Airplane. A fun and funny movie totally making fun of comedies and disaster films all in one go. It is actually a remake of a 1950’s movie. The flight crew gets sick, with food poisoning. A former pilot who, is afraid to fly after the war, is on the plane chasing after an ex-girlfriend who wants to move on. His former military commander has to talk him down as he tries to land the unfamiliar plan. It was an all-star cast for the day. It was a huge success. If you haven’t seen it, why not and how old are you?

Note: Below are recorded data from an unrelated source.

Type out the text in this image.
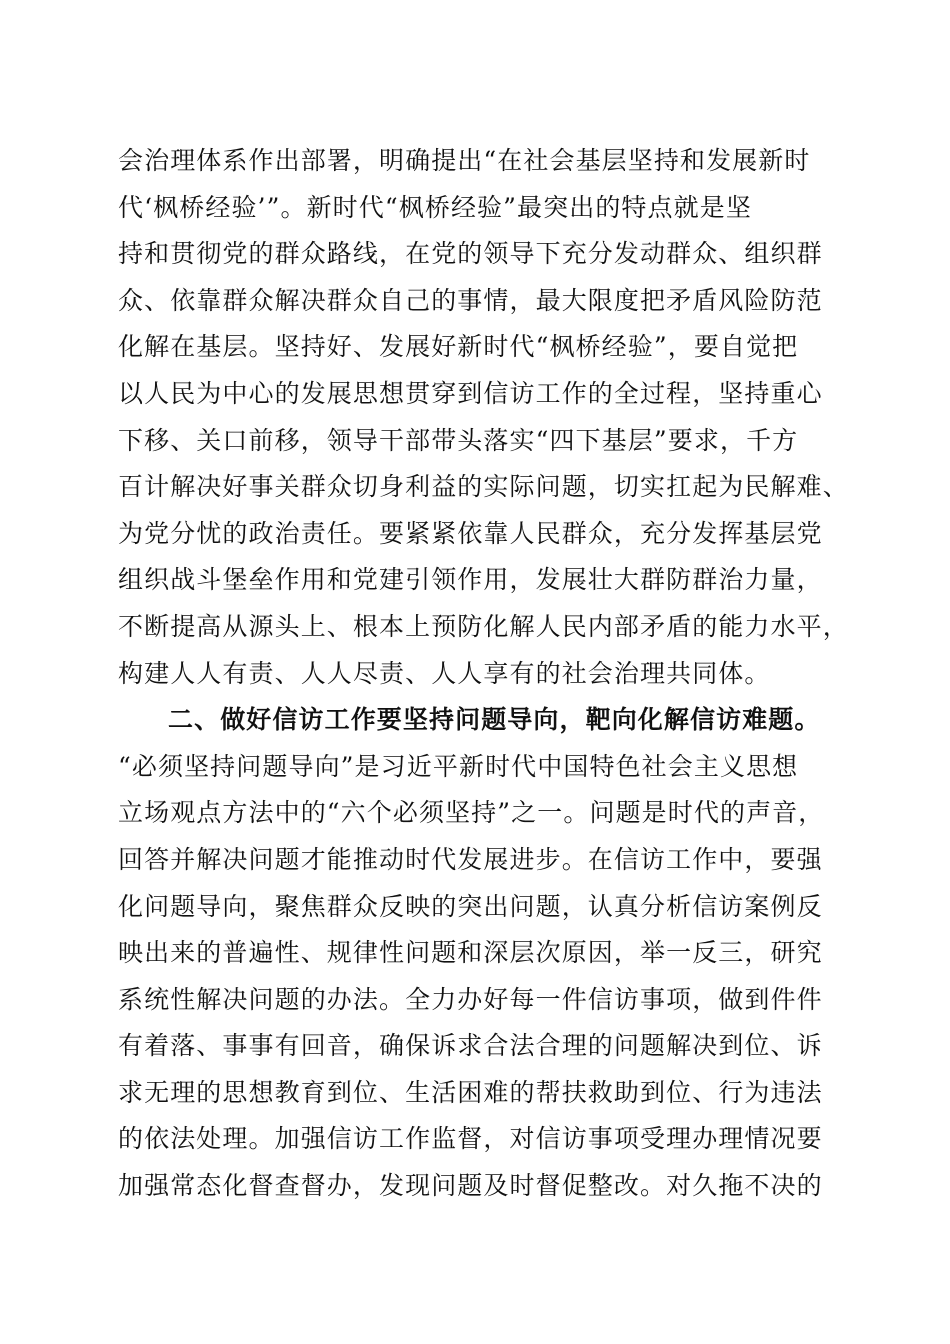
会治理体系作出部署，明确提出“在社会基层坚持和发展新时
代‘枫桥经验’”。新时代“枫桥经验”最突出的特点就是坚
持和贯彻党的群众路线，在党的领导下充分发动群众、组织群
众、依靠群众解决群众自己的事情，最大限度把矛盾风险防范
化解在基层。坚持好、发展好新时代“枫桥经验”，要自觉把
以人民为中心的发展思想贯穿到信访工作的全过程，坚持重心
下移、关口前移，领导干部带头落实“四下基层”要求，千方
百计解决好事关群众切身利益的实际问题，切实扛起为民解难、
为党分忧的政治责任。要紧紧依靠人民群众，充分发挥基层党
组织战斗堡垒作用和党建引领作用，发展壮大群防群治力量，
不断提高从源头上、根本上预防化解人民内部矛盾的能力水平，
构建人人有责、人人尽责、人人享有的社会治理共同体。
二、做好信访工作要坚持问题导向，靶向化解信访难题。
“必须坚持问题导向”是习近平新时代中国特色社会主义思想
立场观点方法中的“六个必须坚持”之一。问题是时代的声音，
回答并解决问题才能推动时代发展进步。在信访工作中，要强
化问题导向，聚焦群众反映的突出问题，认真分析信访案例反
映出来的普遍性、规律性问题和深层次原因，举一反三，研究
系统性解决问题的办法。全力办好每一件信访事项，做到件件
有着落、事事有回音，确保诉求合法合理的问题解决到位、诉
求无理的思想教育到位、生活困难的帮扶救助到位、行为违法
的依法处理。加强信访工作监督，对信访事项受理办理情况要
加强常态化督查督办，发现问题及时督促整改。对久拖不决的
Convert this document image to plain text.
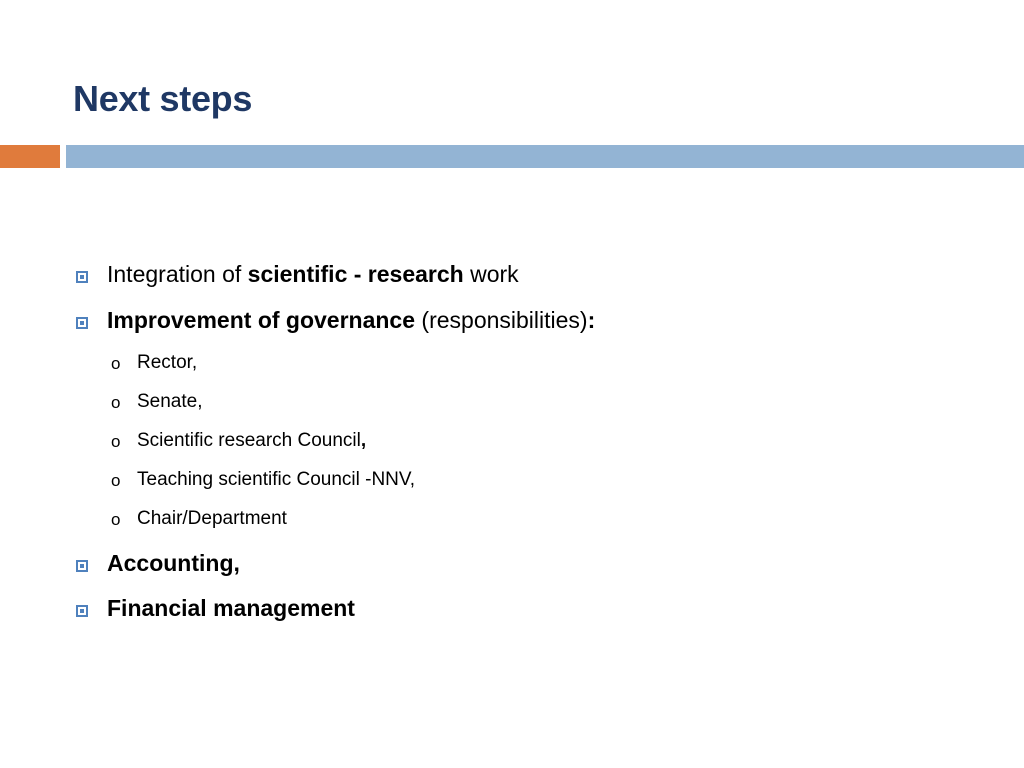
Next steps
Integration of scientific - research work
Improvement of governance (responsibilities):
o Rector,
o Senate,
o Scientific research Council,
o Teaching scientific Council -NNV,
o Chair/Department
Accounting,
Financial management
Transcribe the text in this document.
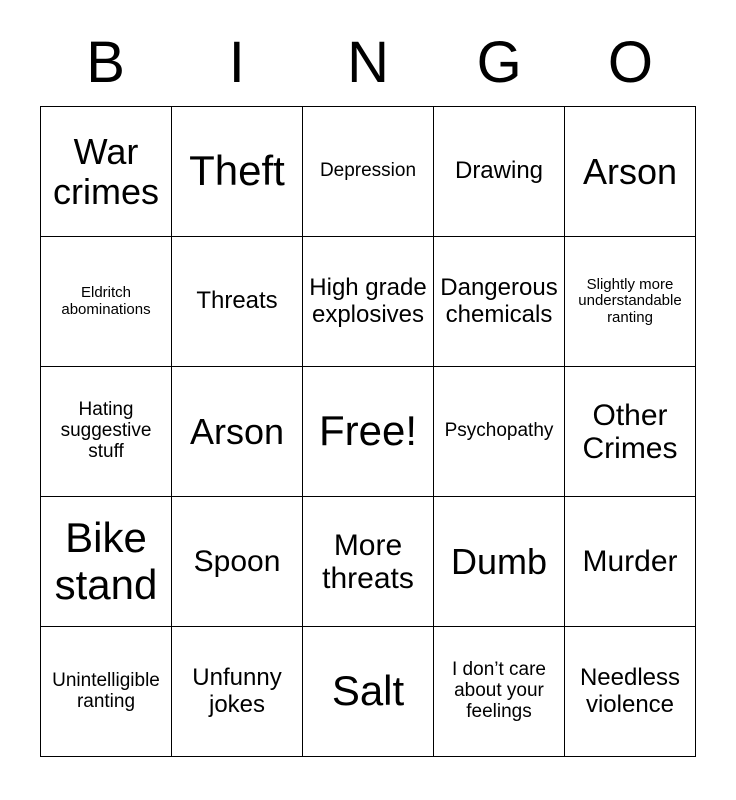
B	I	N	G	O
War crimes	Theft	Depression	Drawing	Arson

Eldritch abominations	Threats	High grade explosives	Dangerous chemicals	Slightly more understandable ranting

Hating suggestive stuff	Arson	Free!	Psychopathy	Other Crimes

Bike stand	Spoon	More threats	Dumb	Murder

Unintelligible ranting	Unfunny jokes	Salt	I don’t care about your feelings	Needless violence
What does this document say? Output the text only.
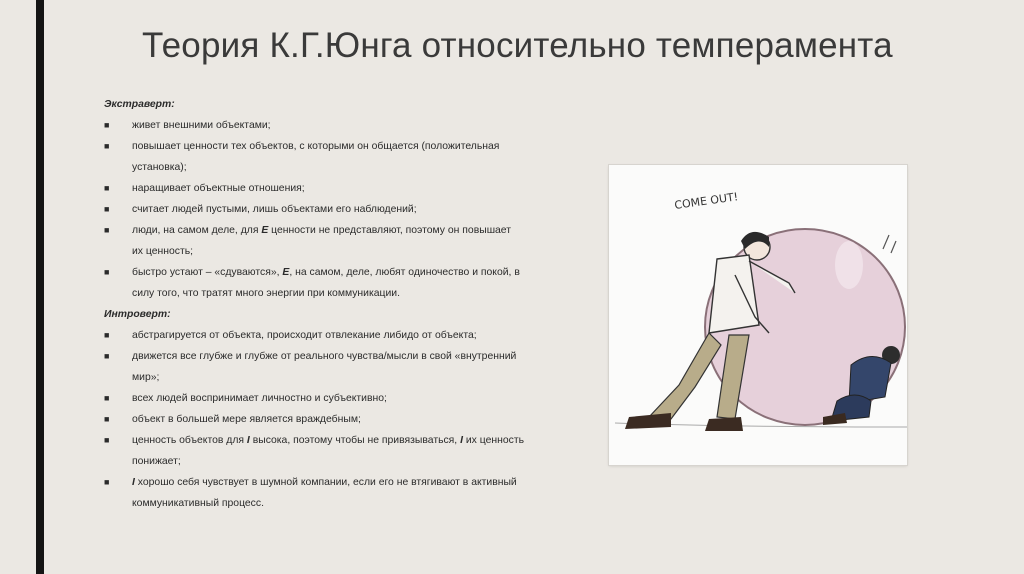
Теория К.Г.Юнга относительно темперамента
Экстраверт:
■ живет внешними объектами;
■ повышает ценности тех объектов, с которыми он общается (положительная установка);
■ наращивает объектные отношения;
■ считает людей пустыми, лишь объектами его наблюдений;
■ люди, на самом деле, для Е ценности не представляют, поэтому он повышает их ценность;
■ быстро устают – «сдуваются», Е, на самом, деле, любят одиночество и покой, в силу того, что тратят много энергии при коммуникации.
Интроверт:
■ абстрагируется от объекта, происходит отвлекание либидо от объекта;
■ движется все глубже и глубже от реального чувства/мысли в свой «внутренний мир»;
■ всех людей воспринимает личностно и субъективно;
■ объект в большей мере является враждебным;
■ ценность объектов для I высока, поэтому чтобы не привязываться, I их ценность понижает;
■ I хорошо себя чувствует в шумной компании, если его не втягивают в активный коммуникативный процесс.
COME OUT!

Pan’s Labyrinth. I love Guillermo del Toro’s films. This is one of the most haunting and beautiful and tragic (maybe) movies I have ever seen. This is the type of movie one never forgets, can list as a favorite, but may never watch again. The question always remains, was it a fantasy and she was really experiencing these things and did go to live in this magical world forever or was it just her very rich fantasy life making an unbearable situation tolerable and it ended with a horrible tragedy? That is what makes it so hard to watch more than once.

Goldfinger. This is the movie that makes the name Pussy Galore a pop-culture, iconical reference. If I can make up a word? Can I do that? (Can May, May Can, May can do the can can. 3 hrs of sleep, an exhausted mind, and I’m a little silly now.) I think I will. I think it is a word and this system just doesn’t recognize it. That’s my story and I’m sticking to it. This movie introduces us to Oddjob, who may have shown up in another movie or is just so famous that we keep thinking he had a repeat performance. Of course, if it wasn’t for his hat that can cut through stonework, we might not have remembered him. This movie taught us all that if you cover yourself in gold paint, you have to leave a patch open so your skin can breathe or you suffered epidermal suffocation. I’m not even sure if this is true or not be we all believed it back then.

Going back to the name Pussy Galore and the use of double entendres for bond girls, I noticed an interesting trend in some research I was doing on Hammer Films. As European censors were growing more concerned with violence in movies and films watched the amount of violence but sex was okay, the reverse was happening in the U.S. and American censors were limiting sexual references and visuals but violence was a-okay. Just an interesting thing to see in the evolution of the film industry in Europe vs America. I never did get around to writing an article about that one phenomenon and now can’t remember all I wanted to discuss on the topic so I thought I would mention it here as a side note.

Young Frankenstein. I think is my favorite Mel Brooks movie. A true tribute to 1930’s Frankenstein movies, the black and while filming, the use of period transitions, and the use of period style music make this movie superior in every way to other tribute movies. I can’t imagine anyone not having seen this. Unless they are 10, in which case, their parents ought to be showing it to them.